Bright and optimistic: Sarah del Rosario’s paintings to benefit sick kids

The first thing one notices when gazing at the paintings of Sarah Grace Del Rosario is the profusion of flowers.

Flowers in bright and happy colors are clasped in hands; they cover heads and partially obscure the subjects’ faces—sometimes leaving only pursed lips exposed. Other times, the faces are featureless, just blank spaces on which the viewer can project their imagination.

Del Rosario is still in the process of finding her style not that she’s in a hurry. After all, the full time artist based in Nueva Ecija only began painting in earnest in October 2020. 

“I come from a clan that can paint and draw hyperrealistic paintings and portraits. And then there’s me who could only doodle and paint cartoon characters,” Del Rosario recalled.

She was in third grade when she discovered her innate talent for art. It may not have manifested as hyperrealistic or even realistic art but the resulting pieces resonated with her audience who appreciate the brightness and optimism of her abstract, impressionistic art. 

In one series of paintings, the textured and multi-colored roses that crown a young girl’s head seem to invite the viewer to touch them. Her mixed media pieces incorporate dense acrylics and natural crystals like jade, onyx, obsidian, quartz, clear quartz and amethyst. 

“I love mixing dried flowers on my paintings and sculpting textures for my abstracts. I love adorning my fishes with natural stones and crystals so if ever a visually impaired person comes to discover my art, they can feel it and appreciate it,” she said.

Del Rosario counts Filipino celebrities like Aubrey Miles, Rocco Nacino and Melissa Gohing Nacino, Irma Adlawan, Rosanna Roces, Maryor Nina Jose Quiambao, and Ivana Alawi as clients. She has collectors from the Philippines as well as Canada, the United States, Singapore and Australia. 

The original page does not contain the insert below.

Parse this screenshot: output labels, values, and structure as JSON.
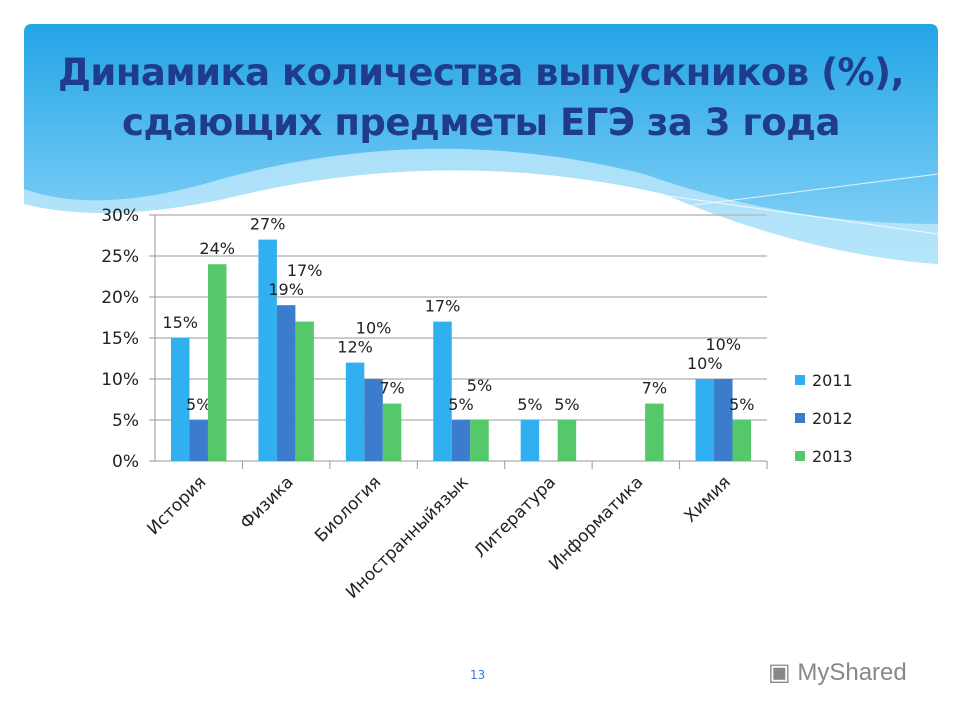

Since 2020, she has raised over P2 million from the sale of her paintings that have been donated directly to severely ill children coming from different parts of the country.

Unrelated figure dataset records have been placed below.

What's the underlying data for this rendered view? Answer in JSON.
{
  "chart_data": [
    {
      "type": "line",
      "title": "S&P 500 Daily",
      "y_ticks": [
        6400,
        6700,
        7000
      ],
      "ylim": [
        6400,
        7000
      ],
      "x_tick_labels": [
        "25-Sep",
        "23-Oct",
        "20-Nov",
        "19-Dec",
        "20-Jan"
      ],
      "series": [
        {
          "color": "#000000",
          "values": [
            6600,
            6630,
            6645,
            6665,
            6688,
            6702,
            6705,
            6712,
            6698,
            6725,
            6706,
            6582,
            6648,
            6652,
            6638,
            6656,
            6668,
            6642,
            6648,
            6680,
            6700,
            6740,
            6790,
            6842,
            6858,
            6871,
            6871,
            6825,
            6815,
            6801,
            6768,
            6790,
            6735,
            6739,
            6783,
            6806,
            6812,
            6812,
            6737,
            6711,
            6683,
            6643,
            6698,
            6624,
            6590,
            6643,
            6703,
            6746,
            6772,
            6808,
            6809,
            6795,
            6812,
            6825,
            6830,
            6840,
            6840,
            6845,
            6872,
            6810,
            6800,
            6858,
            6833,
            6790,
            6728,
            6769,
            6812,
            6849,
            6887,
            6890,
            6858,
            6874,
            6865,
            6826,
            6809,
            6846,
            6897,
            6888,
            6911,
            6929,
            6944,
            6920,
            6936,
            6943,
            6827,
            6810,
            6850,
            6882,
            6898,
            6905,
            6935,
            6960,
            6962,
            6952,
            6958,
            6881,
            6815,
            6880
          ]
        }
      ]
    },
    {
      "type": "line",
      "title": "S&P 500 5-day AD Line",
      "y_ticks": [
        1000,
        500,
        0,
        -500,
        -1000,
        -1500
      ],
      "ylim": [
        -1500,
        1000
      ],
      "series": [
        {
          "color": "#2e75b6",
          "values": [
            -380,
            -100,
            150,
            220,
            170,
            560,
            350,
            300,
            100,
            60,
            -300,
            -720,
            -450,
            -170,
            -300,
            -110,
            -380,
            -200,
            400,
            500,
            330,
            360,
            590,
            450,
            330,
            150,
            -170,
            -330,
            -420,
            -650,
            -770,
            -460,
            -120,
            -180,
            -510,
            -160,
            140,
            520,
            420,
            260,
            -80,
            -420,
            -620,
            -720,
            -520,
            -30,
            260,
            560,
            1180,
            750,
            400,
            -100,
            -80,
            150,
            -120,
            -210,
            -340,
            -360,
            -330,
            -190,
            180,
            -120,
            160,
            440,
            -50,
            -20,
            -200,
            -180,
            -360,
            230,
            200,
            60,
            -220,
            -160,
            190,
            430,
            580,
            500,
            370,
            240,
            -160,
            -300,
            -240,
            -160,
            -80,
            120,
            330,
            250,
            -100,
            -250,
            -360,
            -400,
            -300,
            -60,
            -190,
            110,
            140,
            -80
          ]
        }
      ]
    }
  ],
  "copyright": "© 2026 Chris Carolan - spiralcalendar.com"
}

When she was first starting out, Del Rosario admitted to feeling insecure about her work but later realized that “people will appreciate your work as long as you give your heart to it.”

Asked to list her favorite artists, she name checked landscape artist Bob Ross, Canadian folk artist Maud Lewis, and Mexican painter Frida Kahlo.

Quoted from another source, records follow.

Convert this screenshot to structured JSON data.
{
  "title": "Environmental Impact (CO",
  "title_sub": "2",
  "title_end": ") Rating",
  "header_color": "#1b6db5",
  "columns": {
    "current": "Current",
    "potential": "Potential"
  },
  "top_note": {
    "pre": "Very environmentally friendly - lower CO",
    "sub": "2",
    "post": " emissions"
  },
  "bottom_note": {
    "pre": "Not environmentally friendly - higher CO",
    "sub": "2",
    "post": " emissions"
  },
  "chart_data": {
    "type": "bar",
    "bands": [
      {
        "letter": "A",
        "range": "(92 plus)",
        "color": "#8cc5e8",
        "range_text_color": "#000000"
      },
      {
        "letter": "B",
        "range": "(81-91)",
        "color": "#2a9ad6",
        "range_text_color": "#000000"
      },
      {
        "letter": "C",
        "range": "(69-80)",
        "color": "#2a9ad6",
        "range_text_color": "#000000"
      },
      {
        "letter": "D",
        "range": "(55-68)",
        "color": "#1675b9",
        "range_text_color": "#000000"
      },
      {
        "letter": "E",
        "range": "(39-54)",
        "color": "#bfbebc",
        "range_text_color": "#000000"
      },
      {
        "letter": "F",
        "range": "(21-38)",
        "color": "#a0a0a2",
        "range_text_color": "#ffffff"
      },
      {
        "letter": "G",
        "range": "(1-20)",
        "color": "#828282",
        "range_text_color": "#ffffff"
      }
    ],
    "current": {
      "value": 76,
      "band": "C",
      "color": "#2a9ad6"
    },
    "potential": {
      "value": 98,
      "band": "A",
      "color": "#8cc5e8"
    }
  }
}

“Bob Ross is relaxing to watch. Most of my landscape paintings are inspired by him. I also love Maud Lewis who paints like a young girl trapped in the body of an adult woman.” 

Lewis’s paintings of rural Canadian life are rendered in a two-dimensional fashion and have a naif-like quality. “She is another proof that even if you can’t paint a realistic portrait or landscape, your art will be appreciated by the right person. In some ways, I am Maud because my art is imperfect. It’s always a work in progress but people are already finding joy, beauty in that progress,” she recounted. 

Del Rosario not only identifies with Frida Kahlo because of her empowering art but also because—like Kahlo who figured in a horrifying vehicular accident—Del Rosario is also saddled with a disability. 

“I have Psoriatic arthritis that attacks the nerves and joints, and which makes it painful to paint when I’m not on medication. Unfortunately, it is an incurable and lifelong illness,” she said.

For “Of Blooms and their Stories,” her first solo show at ARTablado, the artist has created 30 paintings that will benefit as many child patients. 

“Each painting represents a child battling life threatening diseases with 100% of the proceeds for each painting sold going to the child.”

Del Rosario is grateful for the ARTablado platform because “it serves as a stage for local budding artists like me… to spread kindness through art. Expect me to bring you to the field of blooms and other stories.”

“Of Blooms and Their Stories” is on view at ARTablado at Robinsons Galleria until January 31.